Senza lo zero nessun amore, se non nelle rappresentazioni del negativo e ogni attività pensata, rappresentata è attività illecita, è sempre un’attività che mira alla truffa transitiva. Infatti, nella fiaba c’è chi che vende gli impermeabili ai religiosi e si tratta ciascuna volta, praticamente di una fregatura, c’è chi vende le automobili, e sono auto rubate: ecco, la vita diviene uno scherzo costante, uno scherzo con la morte, uno scherzo che deve dimostrare l’assunto di partenza e cioè, che non c’è il padre, che non c’è il mito del padre. Ma se non c’è il mito del padre non s’instaura nemmeno il mito della madre e in assenza del mito della madre le donne sono donne di malaffare, le mogli sono insopportabili e il loro destino è quello di seguire il destino di “tutte le donne”.
La conclusione del film sovverte la morale della fiaba in quanto segue all’analisi: il film si conclude appunto con la scena in cui si sta predisponendo la fotografia di gruppo, la foto ricordo. Nel momento in cui sta per essere scattata, Taddeo, il narratore, che nel film è chiamato sempre “Coso” dagli “amici”, al momento della foto, in cui si trattava di consacrare l’immagine del gruppo a cui ambiva di appartenere, cui sentiva di appartenere, cui viene invitato a partecipare, al momento della foto si toglie dal gruppo. E gli amici lo chiamano: “Vieni, vieni, vieni anche tu”.
“No, no, vedo meglio da qui”. “Ma no, no, vieni, vieni”. “No, è meglio da qui”, risponde.

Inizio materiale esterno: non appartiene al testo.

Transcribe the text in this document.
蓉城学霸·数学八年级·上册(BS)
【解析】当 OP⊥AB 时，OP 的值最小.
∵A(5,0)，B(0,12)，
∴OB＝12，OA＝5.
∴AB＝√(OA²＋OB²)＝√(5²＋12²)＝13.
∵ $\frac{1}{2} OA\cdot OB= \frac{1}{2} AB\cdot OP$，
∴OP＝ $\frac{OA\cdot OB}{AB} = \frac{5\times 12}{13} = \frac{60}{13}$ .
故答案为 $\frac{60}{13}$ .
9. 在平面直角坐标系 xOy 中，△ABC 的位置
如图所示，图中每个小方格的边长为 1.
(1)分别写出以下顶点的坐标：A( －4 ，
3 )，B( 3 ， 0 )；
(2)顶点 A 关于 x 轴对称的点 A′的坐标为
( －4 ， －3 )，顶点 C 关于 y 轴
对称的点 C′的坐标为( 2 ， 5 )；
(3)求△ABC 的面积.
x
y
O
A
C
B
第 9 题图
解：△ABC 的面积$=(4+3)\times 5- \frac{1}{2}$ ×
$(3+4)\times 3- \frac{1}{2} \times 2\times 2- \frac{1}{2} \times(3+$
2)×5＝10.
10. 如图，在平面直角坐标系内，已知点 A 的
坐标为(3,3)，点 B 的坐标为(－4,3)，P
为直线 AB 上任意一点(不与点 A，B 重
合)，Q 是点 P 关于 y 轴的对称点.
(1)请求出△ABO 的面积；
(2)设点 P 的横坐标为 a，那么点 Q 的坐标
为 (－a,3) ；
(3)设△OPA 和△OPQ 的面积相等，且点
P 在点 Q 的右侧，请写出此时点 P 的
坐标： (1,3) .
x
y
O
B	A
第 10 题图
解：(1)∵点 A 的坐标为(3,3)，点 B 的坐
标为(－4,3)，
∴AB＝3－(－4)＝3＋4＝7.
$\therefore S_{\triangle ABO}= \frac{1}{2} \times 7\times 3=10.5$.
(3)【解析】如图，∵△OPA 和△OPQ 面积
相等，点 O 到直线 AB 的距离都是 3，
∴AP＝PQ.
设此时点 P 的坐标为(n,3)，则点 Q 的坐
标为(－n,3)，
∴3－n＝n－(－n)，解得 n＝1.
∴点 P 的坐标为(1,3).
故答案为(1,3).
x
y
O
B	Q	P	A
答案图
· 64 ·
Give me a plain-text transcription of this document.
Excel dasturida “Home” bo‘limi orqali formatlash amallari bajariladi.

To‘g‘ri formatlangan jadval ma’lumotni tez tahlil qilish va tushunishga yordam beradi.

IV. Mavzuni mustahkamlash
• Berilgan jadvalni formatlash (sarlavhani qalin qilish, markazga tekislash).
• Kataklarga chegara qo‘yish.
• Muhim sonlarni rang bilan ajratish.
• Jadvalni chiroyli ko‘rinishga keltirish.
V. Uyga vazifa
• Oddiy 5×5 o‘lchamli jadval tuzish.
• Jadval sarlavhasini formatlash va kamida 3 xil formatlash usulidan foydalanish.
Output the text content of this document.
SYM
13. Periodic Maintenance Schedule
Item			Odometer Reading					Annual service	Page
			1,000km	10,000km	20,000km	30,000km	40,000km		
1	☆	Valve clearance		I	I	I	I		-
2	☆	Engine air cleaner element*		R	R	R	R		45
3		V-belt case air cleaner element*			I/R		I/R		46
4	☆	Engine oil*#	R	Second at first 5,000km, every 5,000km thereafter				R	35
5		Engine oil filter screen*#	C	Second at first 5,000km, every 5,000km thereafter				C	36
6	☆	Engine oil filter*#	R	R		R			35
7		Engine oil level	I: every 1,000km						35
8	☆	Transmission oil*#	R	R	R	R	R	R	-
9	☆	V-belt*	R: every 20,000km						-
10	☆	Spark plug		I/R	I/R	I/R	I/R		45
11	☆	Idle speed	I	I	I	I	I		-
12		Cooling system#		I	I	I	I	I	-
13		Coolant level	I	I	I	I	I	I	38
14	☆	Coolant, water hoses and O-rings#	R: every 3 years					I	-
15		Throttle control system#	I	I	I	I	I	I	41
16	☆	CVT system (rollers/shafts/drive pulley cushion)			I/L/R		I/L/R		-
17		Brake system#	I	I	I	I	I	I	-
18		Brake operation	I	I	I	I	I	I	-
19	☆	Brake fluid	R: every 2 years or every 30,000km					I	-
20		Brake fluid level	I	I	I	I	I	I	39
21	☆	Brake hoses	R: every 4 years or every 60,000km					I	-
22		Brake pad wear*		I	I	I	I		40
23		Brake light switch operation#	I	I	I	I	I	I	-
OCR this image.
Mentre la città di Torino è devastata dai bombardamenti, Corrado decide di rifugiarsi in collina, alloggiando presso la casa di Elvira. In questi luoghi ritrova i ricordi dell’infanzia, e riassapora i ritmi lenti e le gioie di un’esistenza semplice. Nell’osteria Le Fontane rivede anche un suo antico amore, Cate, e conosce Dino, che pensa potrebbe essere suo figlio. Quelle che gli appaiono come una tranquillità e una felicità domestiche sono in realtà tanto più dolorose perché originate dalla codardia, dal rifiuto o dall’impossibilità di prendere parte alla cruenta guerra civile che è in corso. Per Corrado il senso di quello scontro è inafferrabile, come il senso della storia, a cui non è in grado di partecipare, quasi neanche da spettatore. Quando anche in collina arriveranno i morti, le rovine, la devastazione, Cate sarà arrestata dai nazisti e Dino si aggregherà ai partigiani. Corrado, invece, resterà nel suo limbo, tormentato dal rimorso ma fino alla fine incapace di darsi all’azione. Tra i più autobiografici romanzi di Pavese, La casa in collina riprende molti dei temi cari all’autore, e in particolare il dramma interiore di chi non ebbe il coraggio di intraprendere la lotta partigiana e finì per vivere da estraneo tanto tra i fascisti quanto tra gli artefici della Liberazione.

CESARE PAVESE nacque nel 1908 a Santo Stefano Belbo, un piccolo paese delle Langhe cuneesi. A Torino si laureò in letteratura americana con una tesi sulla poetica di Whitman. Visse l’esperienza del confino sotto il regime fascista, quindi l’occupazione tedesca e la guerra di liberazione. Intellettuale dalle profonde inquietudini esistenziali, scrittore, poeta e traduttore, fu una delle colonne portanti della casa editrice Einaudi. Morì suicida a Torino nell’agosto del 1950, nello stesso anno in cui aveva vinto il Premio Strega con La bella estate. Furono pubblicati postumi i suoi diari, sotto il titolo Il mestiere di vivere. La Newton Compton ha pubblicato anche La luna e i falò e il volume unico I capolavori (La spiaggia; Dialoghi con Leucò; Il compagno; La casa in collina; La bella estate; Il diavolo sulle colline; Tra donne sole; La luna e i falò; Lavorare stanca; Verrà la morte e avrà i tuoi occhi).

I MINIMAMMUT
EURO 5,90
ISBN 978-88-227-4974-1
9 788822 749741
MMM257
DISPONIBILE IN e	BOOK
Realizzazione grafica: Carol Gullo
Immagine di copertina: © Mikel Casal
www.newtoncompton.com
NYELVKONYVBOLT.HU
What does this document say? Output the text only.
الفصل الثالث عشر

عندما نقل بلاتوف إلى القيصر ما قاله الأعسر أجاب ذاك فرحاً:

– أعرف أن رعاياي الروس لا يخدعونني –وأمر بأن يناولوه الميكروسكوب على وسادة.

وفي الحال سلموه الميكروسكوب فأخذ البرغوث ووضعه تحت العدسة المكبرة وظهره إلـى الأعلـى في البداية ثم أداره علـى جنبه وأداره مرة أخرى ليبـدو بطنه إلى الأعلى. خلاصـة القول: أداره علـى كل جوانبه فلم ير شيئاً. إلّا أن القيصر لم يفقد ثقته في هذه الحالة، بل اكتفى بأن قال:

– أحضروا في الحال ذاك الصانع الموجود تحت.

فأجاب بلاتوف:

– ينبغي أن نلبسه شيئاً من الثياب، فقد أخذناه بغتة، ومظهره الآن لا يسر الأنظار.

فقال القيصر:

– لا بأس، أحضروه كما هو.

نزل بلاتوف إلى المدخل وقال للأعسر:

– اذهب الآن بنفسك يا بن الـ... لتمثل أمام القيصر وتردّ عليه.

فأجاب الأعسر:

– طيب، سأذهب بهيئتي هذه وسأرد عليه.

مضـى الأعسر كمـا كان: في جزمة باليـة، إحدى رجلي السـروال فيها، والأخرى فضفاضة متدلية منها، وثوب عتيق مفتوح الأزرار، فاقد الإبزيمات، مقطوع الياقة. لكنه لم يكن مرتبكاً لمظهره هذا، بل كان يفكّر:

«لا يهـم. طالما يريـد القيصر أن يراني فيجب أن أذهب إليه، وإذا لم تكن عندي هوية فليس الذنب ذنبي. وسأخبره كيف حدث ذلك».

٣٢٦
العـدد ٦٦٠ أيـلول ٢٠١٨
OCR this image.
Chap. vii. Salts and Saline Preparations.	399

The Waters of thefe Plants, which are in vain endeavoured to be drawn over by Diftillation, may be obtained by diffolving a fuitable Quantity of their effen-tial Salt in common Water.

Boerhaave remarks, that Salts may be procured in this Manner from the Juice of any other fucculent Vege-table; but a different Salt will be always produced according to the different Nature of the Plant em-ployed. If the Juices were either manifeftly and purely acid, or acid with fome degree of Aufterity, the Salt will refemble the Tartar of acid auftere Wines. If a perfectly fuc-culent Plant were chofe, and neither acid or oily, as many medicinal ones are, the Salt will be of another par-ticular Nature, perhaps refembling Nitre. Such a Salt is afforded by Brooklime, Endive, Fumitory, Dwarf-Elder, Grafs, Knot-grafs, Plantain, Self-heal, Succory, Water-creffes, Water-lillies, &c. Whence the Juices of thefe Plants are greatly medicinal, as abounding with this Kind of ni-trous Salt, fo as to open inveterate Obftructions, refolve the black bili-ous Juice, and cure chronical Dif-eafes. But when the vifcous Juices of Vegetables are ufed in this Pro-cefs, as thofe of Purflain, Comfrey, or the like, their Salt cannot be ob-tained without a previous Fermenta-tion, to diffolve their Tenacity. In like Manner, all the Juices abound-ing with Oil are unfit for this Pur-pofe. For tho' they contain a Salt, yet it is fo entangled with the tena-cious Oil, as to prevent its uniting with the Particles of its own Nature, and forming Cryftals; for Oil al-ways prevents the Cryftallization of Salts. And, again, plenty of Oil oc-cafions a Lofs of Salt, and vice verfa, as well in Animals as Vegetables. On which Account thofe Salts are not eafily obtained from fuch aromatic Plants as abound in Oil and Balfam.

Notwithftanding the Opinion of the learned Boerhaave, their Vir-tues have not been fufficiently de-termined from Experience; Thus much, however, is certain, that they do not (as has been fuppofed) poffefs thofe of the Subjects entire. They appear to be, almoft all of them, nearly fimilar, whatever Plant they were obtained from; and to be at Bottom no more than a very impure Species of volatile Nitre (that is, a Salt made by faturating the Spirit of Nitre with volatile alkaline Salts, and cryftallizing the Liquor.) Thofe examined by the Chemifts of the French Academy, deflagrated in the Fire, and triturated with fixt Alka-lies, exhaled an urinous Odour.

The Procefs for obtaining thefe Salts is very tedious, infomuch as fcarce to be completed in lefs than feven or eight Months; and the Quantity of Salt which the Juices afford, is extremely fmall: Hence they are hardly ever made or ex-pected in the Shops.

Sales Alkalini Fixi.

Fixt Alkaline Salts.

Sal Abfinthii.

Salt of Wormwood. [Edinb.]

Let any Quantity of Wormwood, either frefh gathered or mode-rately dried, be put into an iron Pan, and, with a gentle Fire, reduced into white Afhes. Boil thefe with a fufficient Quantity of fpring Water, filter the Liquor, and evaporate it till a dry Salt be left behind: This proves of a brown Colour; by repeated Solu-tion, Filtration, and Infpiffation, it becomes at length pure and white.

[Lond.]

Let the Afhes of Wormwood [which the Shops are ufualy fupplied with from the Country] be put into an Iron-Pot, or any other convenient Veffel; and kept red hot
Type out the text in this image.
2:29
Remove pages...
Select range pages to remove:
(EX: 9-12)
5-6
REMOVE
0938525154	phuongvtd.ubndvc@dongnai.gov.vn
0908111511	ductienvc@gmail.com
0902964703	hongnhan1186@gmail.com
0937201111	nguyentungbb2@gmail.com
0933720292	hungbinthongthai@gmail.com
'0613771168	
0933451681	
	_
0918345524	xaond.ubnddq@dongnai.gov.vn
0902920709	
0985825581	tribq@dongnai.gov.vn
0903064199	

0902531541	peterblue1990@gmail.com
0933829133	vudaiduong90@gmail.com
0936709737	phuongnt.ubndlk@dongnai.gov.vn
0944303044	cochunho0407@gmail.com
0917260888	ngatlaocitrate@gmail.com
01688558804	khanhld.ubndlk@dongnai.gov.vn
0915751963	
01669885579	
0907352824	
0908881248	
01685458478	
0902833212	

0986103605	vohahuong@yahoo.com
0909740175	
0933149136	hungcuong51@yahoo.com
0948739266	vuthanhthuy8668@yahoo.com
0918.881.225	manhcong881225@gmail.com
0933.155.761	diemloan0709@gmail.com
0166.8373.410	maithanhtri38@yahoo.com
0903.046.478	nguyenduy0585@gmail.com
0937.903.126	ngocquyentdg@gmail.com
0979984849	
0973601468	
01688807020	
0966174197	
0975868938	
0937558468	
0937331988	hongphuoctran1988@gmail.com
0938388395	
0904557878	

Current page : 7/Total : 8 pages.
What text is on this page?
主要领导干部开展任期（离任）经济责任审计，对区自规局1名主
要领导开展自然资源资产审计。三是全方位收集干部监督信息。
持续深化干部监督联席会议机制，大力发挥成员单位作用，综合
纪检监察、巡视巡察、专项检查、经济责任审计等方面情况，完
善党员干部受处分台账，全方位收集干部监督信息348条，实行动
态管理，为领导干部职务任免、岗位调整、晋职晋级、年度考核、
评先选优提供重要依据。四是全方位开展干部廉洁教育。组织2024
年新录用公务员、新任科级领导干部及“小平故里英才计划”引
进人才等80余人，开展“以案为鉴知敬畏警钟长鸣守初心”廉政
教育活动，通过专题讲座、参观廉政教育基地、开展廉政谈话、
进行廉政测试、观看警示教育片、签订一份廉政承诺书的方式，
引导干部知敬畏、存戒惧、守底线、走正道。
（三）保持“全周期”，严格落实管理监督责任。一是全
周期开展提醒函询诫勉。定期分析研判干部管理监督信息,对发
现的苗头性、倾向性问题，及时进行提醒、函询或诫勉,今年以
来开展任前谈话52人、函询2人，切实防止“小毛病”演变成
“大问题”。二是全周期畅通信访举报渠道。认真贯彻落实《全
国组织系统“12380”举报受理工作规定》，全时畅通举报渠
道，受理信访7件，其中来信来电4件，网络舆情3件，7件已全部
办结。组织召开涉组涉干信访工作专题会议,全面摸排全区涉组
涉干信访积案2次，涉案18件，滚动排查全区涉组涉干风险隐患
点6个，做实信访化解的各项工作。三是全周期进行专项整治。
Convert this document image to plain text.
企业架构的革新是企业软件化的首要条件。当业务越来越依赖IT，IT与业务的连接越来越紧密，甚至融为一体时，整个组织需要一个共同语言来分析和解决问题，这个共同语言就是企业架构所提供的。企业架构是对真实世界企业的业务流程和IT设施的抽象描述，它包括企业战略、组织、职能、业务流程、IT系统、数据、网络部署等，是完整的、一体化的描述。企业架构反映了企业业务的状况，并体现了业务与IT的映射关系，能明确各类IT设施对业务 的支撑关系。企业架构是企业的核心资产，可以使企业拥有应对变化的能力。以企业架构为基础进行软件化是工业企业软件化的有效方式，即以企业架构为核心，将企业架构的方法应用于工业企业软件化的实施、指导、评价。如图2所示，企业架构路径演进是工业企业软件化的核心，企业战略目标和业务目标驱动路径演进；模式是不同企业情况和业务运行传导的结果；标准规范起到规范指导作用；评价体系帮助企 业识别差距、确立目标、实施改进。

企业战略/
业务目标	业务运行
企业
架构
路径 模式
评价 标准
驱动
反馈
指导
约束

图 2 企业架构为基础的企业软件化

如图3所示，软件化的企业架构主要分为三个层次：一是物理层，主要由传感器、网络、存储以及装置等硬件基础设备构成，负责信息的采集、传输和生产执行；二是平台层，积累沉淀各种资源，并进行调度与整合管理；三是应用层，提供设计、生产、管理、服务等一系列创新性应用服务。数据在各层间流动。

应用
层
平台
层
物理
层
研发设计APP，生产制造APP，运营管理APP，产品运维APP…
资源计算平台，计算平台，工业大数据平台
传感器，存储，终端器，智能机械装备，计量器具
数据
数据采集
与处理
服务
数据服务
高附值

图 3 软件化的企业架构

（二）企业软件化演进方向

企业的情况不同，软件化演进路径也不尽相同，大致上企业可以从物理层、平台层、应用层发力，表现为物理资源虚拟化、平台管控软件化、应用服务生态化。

Coso non è più Coso, non risponde più a questo nome, non risponde più ai requisiti per cui riteneva di appartenere al gruppo. Con questo gesto semplice e straordinario con cui Coso/Taddeo si sottrae alla fotografia, prende rilievo il racconto. Ciò che è stato raccontato ha incontrato la rimozione, tutto ciò che si è narrato nella fiaba, frutto di una coerenza fantasmatica, si dissipa, non è più reale. Narrando, la fantasmatica che aveva operato la rappresentazione dell’infernale, che consentiva tutte le negatività, si dissipa. Coso non è più nel gruppo, coso non crede più alla fiaba come segno del suo destino, gli elementi narrativi si scrivono nel film , nella sua conclusione; la narrazione, il racconto, il dispositivo dell’oralità ha fatto sì che intervenisse un altro statuto. Il gruppo, il gruppo degli amici del bar, il gruppo con le sue regole, la famiglia d’origine con la sua fantasmatica non c’è più.
Questo gesto dà al film un valore narrativo straordinario, perché non è più la descrizione dei mali di un’epoca, non si può più leggere sociologicamente. Interviene la lettura clinica grazie a cui ciò che viene narrato non è il fatto, anzi, il fatto, narrando non c’è più, diviene insostanziale, prende, rilievo la logica, la struttura, il viaggio, l’insostanziale, lo statuto intellettuale.
È straordinario, questo. Indica la riuscita del film, e il film indica la riuscita.